La conservación de la diversidad lingüística en la Tierra es una condición importante para la conservación de la propia Tierra. Toda lengua es cultura y la diversidad cultural mantiene siempre abierta la posibilidad de comprender el mundo de otras maneras. El monolingüismo reduce esas posibilidades, y más cuando se impone a los demás. Por el contrario, un plurilingüismo sustentado en la libertad de elección y sin coacción garantiza la comunicación y la paz entre países, entre culturas y entre etnias. México tiene esa riqueza de origen; por eso es necesario conservarla y aprovecharla cultivando nuestras lenguas maternas. Nuestras lenguas amerindias, la Lengua de Señas Mexicana, así como el español, requieren cultivo; requieren una permanente cultura de la lengua manifiesta, ante todo, en su práctica, en el pleno funcionamiento de las lenguas para todas las necesidades discursivas que se producen en el mundo contemporáneo, desde la literatura, las ciencias, las tecnologías y el derecho hasta la publicidad, los nombres geográficos o las instrucciones de uso de medicamentos, productos químicos y aparatos electromecánicos. A esos cultivos debiéramos abocarnos todos los hablantes, los lingüistas y las agencias gubernamentales, junto con las empresas editoriales y de radio y televisión. Que este día no sea solamente una ocasión anual para pensar en ellas; el año tiene 364 días más para actuar con ellas y por ellas.◊

 


1 Proyecto “T’arhexperakua-Creciendo juntos”, aplicado en las escuelas “Miguel Hidalgo”, de San Isidro (director: Gerardo Alonso Méndez), y “Lic. Benito Juárez”, de Uringuitiro (director: Abelardo Diego Nazario), coordinado por el Dr. Rainer Enrique Hamel, del Programa “Comunidad Indígena y Educación Intercultural Bilingüe”, patrocinado por la Universidad Pedagógica Nacional y el Departamento de Antropología de la Universidad Autónoma Metropolitana, unidad Iztapalapa.
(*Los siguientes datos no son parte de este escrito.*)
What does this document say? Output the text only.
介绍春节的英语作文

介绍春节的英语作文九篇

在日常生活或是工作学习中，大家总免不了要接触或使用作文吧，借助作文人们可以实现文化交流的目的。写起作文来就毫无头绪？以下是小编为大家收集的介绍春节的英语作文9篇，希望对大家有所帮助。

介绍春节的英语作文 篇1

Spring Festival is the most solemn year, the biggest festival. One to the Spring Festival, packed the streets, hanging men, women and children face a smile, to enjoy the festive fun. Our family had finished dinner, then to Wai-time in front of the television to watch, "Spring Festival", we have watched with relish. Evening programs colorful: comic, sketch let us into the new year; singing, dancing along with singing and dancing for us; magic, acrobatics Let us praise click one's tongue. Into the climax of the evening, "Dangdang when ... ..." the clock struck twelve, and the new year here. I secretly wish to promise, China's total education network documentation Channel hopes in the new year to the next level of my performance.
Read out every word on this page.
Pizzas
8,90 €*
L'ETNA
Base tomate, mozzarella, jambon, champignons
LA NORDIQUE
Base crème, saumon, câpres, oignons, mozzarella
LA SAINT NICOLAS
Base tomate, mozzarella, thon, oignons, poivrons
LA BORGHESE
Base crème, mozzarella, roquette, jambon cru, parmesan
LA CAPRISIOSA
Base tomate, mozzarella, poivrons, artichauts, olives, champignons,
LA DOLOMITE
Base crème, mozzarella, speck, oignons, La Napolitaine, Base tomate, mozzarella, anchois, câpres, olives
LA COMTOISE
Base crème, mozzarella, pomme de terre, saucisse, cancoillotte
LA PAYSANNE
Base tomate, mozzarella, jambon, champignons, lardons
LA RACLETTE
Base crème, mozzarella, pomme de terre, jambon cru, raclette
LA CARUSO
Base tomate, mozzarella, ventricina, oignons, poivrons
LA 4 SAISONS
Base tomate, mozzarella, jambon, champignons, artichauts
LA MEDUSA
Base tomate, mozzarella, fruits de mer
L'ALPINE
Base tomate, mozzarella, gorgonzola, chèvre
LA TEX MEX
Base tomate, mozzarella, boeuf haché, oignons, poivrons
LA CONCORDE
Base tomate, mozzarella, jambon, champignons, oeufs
2 No estoy abogando por una declaración del español como lengua oficial de México porque, dadas las circunstancias prevalecientes todavía, de discriminación hacia los pueblos amerindios, se podría convertir en la coartada para un renovado ataque a sus lenguas.

 


* LUIS FERNANDO LARA

Es profesor-investigador en el Centro de Estudios Lingüísticos y Literarios de El Colegio de México, donde dirige el Diccionario del español de México. Es, además, miembro de El Colegio Nacional y Premio Nacional de Lingüística (2013).